Four years after Gerald Durrell opened Jersey Zoo, the wildlife park was turned into a charitable trust. Since 1963, Durrell Wildlife Conservation Trust has established breeding groups of many species of endangered mammals, birds, reptiles and amphibians, and pioneered the return of their progeny to the wild.
Our strength is commitment to achieving practical results by integrating what we do at our Jersey headquarters with what we do in our sites around the world. Broadly speaking, the Trust’s international work takes place on two levels, one being the direct work undertaken in the animals’ home countries, and the other being the work conducted in Jersey, with innovative results in breeding and research on endangered species, as well as the training of conservation professionals.
Our Durrell Conservation Academy has seen more than 3300 graduates from over 135 countries pass through its doors, taking much-needed conservation expertise back to their home countries.

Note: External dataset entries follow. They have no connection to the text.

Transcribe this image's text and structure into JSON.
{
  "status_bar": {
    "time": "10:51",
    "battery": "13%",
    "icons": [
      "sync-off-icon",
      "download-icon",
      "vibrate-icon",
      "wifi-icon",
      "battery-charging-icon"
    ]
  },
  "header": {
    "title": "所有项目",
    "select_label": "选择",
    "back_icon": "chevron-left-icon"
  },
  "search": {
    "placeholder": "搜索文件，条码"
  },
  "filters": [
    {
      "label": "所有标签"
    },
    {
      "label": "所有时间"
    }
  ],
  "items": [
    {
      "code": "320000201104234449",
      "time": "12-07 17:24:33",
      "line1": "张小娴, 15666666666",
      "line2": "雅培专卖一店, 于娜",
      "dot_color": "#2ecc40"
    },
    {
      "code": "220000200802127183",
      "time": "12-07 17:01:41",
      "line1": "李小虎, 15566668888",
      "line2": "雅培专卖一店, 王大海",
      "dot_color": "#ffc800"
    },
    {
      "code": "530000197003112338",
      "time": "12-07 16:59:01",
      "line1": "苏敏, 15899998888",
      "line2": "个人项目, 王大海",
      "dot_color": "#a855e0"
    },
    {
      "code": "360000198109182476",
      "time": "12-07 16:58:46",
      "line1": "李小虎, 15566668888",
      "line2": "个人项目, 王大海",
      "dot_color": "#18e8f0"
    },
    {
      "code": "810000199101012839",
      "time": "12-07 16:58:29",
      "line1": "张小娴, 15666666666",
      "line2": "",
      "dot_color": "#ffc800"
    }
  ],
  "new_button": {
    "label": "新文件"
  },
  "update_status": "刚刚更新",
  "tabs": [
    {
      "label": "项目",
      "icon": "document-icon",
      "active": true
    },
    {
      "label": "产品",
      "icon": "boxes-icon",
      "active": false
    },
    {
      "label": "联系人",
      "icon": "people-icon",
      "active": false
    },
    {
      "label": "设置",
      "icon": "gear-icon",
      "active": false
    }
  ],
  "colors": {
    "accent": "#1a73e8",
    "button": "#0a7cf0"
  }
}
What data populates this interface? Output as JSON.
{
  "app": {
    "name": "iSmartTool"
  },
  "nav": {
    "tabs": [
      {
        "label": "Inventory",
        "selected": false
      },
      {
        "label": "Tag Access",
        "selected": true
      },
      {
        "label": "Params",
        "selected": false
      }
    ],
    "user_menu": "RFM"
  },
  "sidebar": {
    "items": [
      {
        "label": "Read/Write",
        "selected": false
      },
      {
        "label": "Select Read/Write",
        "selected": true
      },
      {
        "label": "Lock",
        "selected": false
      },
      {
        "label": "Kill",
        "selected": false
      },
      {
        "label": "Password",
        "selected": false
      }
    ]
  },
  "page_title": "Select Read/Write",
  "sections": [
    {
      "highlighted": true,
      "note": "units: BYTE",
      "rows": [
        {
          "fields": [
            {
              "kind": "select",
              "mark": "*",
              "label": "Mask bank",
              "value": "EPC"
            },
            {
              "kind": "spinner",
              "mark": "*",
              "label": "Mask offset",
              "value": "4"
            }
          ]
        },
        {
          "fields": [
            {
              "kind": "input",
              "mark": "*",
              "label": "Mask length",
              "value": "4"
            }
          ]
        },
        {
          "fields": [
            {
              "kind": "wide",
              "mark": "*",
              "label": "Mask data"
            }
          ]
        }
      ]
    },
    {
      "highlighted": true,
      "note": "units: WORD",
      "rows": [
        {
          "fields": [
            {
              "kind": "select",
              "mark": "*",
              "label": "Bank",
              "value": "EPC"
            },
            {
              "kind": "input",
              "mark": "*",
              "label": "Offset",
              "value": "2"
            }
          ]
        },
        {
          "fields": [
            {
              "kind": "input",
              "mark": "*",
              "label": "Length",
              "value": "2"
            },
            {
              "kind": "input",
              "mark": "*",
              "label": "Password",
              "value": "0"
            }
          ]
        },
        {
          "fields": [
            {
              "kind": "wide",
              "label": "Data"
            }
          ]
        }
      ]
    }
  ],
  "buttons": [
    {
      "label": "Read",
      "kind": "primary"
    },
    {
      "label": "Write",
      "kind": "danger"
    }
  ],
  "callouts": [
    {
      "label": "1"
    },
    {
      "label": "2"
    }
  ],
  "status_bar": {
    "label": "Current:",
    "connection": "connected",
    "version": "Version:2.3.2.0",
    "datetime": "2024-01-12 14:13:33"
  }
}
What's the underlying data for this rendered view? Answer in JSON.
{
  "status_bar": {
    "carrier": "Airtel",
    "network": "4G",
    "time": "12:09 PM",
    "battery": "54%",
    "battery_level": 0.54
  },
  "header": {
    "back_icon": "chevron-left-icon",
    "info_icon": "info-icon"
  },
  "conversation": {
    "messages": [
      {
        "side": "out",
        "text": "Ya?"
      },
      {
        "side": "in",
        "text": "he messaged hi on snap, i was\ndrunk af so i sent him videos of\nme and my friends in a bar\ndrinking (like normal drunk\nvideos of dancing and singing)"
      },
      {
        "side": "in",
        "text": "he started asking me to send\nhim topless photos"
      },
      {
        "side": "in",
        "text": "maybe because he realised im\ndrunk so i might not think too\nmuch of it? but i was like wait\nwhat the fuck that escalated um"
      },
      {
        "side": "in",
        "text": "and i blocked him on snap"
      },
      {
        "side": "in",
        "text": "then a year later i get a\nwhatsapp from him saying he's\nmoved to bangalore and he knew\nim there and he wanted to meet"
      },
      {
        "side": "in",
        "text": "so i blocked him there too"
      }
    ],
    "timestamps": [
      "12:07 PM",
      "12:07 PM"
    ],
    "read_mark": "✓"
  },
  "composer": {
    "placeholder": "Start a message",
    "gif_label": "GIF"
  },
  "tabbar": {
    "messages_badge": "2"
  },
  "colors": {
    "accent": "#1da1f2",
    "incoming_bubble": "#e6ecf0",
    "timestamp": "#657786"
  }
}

Overall, Durrell’s conservation programme is currently focusing on more than 40 projects, working with 48 species, in 17 countries. At present, the Trust is undertaking wildlife conservation projects in the following areas: Caribbean Islands, Galapagos, India, Indian Ocean, Madagascar and Jersey.
Ultimately, our aim is to:
Save more endangered species worldwide
Enable Our own cadre of world-class specialist conservationists across all Durrell sites to become more effective in saving species
Train more conservationists worldwide in the theory and practice of rescuing species "the Durrell way"
Teach children and adults, who visit Durrell in Jersey, to understand why biodiversity is vital, and encourage them to make their personal pledges to protect life on earth.
By giving a voice and a future to those animal species that we as human beings have brought to the brink of extinction, Durrell is sounding an alarm from our base in Jersey to every corner of the world. Durrell is saying “It’s time to make a difference. It’s time to act now!”